- He was a life president of the RNLI (Royal National Lifeboat Institution), an independent lifeboat organization. Each year the organization issues charity Christmas cards bearing his work.
- He was a supporter of the UK football club Ipswich Town F.C.
- While he had a brief career as an animator in the 1930s-40s, he is best known as a newspaper cartoonist.
- He preferred to donate his work (rather than sell them off) to friends and to charitable organizations.

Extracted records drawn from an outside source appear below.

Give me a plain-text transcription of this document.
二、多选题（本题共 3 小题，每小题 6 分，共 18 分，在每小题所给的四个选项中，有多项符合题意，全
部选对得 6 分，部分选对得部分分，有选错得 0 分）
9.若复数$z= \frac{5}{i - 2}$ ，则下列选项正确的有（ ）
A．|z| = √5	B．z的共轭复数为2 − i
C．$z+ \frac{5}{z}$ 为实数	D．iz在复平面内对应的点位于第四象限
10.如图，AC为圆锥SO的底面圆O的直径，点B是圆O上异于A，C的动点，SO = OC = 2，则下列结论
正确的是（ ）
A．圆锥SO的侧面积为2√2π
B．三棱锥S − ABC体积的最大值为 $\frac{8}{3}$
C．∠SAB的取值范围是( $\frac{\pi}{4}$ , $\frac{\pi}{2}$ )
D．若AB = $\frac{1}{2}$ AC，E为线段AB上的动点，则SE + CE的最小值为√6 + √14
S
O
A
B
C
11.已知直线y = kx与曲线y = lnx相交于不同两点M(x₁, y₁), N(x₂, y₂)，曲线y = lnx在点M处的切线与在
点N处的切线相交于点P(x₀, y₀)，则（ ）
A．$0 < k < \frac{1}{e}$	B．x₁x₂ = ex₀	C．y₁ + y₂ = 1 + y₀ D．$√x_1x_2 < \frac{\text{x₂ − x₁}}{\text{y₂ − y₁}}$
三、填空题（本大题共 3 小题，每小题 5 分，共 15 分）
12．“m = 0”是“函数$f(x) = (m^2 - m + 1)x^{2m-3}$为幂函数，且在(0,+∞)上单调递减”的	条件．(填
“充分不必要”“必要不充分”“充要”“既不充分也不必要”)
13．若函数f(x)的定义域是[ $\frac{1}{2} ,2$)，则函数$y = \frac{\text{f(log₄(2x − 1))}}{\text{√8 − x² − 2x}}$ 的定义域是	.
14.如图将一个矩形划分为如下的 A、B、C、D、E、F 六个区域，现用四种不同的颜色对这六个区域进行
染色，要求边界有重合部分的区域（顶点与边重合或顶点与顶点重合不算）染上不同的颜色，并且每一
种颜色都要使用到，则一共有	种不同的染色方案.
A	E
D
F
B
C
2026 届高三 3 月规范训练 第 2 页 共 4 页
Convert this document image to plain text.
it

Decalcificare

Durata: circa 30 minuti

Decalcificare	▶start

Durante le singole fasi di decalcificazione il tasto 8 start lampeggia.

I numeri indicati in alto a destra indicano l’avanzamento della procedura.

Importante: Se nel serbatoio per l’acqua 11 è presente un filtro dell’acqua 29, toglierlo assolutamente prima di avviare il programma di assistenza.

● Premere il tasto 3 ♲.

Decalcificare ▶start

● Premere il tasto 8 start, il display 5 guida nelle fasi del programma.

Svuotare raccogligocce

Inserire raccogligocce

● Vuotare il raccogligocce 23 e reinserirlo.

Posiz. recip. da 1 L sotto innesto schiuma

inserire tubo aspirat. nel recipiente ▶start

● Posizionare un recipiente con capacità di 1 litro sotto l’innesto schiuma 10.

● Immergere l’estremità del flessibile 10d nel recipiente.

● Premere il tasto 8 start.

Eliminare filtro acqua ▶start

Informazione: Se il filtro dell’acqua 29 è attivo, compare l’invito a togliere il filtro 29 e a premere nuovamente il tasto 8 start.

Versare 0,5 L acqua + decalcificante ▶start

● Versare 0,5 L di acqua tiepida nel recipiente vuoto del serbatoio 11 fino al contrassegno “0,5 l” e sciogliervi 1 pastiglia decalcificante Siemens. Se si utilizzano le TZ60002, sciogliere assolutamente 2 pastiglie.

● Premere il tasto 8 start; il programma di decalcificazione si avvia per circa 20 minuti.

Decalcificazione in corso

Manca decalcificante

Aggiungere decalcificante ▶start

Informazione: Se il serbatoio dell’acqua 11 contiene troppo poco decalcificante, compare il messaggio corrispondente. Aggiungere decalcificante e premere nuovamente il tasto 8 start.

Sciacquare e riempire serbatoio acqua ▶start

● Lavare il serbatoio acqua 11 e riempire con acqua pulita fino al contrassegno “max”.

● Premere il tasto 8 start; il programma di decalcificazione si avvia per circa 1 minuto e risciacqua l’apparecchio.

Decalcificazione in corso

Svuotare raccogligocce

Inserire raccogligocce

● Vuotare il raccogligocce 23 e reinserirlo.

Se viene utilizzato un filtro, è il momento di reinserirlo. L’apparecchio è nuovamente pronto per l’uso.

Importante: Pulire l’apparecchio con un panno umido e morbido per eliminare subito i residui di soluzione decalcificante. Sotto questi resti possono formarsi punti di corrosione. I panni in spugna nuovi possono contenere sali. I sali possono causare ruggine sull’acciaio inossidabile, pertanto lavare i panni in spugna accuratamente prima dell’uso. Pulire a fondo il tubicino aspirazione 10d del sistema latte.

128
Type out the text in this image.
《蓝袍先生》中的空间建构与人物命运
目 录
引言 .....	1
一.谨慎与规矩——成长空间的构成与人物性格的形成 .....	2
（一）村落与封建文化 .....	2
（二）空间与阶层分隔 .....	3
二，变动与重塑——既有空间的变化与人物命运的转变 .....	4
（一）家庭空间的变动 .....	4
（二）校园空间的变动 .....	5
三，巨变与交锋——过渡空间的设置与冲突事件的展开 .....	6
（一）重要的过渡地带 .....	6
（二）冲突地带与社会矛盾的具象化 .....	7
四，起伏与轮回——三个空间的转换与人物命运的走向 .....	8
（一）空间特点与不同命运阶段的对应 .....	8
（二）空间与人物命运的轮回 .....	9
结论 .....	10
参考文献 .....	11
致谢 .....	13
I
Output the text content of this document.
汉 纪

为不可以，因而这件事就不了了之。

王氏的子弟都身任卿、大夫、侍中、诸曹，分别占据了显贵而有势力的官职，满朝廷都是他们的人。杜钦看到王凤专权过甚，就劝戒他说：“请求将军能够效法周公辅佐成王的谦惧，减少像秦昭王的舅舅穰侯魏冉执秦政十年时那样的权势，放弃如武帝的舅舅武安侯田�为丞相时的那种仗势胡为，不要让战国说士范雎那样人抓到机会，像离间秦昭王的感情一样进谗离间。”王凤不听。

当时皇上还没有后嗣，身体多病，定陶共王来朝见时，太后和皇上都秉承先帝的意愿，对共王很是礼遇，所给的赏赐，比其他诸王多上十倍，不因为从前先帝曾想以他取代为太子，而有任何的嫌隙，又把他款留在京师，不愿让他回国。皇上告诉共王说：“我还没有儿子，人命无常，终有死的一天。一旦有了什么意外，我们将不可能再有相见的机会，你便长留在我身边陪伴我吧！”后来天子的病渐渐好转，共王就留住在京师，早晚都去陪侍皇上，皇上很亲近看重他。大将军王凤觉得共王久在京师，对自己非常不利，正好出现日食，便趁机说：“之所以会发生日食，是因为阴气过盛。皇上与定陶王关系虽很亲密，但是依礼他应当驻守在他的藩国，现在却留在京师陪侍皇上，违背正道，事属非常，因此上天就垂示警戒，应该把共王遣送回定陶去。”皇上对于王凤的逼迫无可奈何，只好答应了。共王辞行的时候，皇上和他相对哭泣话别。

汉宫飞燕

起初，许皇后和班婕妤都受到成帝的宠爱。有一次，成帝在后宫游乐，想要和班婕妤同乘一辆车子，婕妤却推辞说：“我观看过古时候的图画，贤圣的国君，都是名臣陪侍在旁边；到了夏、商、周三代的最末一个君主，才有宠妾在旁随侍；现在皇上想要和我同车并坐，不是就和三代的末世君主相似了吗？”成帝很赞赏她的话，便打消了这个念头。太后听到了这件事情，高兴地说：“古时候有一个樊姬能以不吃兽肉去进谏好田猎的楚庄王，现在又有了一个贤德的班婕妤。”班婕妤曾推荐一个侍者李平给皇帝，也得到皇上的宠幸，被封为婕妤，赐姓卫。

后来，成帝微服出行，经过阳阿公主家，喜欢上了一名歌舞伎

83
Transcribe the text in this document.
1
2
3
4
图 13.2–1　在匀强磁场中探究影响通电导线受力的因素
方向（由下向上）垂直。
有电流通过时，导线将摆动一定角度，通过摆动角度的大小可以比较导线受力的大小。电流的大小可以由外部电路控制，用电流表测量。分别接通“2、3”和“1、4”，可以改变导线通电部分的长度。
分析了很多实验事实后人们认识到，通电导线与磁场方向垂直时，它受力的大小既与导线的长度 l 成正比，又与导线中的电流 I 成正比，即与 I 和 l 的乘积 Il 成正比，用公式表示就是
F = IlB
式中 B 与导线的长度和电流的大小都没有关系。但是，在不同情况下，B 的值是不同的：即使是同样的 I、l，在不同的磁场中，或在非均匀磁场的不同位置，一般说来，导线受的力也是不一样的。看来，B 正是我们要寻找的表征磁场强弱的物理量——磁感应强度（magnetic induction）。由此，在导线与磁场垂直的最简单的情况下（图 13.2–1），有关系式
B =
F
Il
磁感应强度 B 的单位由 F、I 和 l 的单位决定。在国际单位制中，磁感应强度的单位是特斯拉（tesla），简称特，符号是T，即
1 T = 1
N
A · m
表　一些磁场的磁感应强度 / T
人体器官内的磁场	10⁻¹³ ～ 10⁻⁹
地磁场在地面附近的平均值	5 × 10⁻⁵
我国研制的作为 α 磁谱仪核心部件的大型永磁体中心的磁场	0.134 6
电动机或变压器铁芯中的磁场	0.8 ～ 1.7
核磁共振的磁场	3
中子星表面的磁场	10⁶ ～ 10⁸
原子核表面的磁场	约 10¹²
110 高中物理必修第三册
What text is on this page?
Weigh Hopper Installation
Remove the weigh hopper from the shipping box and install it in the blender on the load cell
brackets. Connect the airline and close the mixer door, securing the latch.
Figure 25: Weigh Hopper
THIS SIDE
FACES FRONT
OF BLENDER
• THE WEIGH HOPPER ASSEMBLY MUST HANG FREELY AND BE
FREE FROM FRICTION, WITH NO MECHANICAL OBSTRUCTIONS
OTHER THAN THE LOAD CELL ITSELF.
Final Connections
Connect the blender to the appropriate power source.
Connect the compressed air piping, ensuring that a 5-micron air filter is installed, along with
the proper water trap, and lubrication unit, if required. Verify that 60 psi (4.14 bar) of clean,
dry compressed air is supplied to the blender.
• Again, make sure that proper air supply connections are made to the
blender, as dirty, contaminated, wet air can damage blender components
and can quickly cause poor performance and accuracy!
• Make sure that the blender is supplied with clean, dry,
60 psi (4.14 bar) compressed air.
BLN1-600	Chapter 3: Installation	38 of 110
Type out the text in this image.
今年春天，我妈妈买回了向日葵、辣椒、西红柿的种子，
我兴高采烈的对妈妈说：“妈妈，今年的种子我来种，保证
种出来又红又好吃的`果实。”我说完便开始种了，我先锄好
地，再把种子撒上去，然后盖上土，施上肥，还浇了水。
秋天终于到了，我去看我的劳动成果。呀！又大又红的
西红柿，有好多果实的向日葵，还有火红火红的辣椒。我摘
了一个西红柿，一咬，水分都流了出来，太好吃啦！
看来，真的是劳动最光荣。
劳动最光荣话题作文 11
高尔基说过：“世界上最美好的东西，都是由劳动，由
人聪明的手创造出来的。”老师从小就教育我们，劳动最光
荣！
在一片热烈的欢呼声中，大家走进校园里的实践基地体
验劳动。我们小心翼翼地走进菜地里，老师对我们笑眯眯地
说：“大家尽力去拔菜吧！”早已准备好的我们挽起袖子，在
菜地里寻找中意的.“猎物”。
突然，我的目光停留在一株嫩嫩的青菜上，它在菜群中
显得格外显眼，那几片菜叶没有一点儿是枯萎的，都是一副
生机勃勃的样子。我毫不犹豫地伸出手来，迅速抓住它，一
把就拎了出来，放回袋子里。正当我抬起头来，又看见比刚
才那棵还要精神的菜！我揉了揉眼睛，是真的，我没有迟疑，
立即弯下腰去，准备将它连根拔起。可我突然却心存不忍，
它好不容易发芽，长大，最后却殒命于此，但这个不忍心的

- His newspaper cartoon strips, which ran for 46 years (1945-91), primarily featured a working-class family who usually commented on whatever event was occurring at the time and whose home/hobbies/clothing reflected the changing British fashions and standard of living.
- In the 1980s Giles' comic family appeared in animated TV advertisements for Lyons Quick Brew tea - their only appearance in TV/film media.
- There is a statue of Giles' comic character Grandma in Queen Street in Ipswich, England where she stands looking up at the newspaper office window where Giles used to work.
- 1959: Awarded OBE (Officer, Order of the British Empire).
- Cartoonist: Reynolds News 1937-1943; Cartoonist: Daily Express & Sunday Express 1943-1995.
- Christened Ronald Giles, as a child he was nicknamed "Karlo" due to a supposed resemblance to Boris Karloff, later shortened to Carl. He was registered with that name when he died.
- The last decade of Giles's life was plagued with failing health, including sight loss and encroaching deafness, and in 1990 he suffered the amputation of both legs due to poor circulation issues.
- He was the son of a tobacconist and a farmer's daughter.
- In his teenage years he suffered a motorcycle accident that left him blind in one eye and deaf in one ear.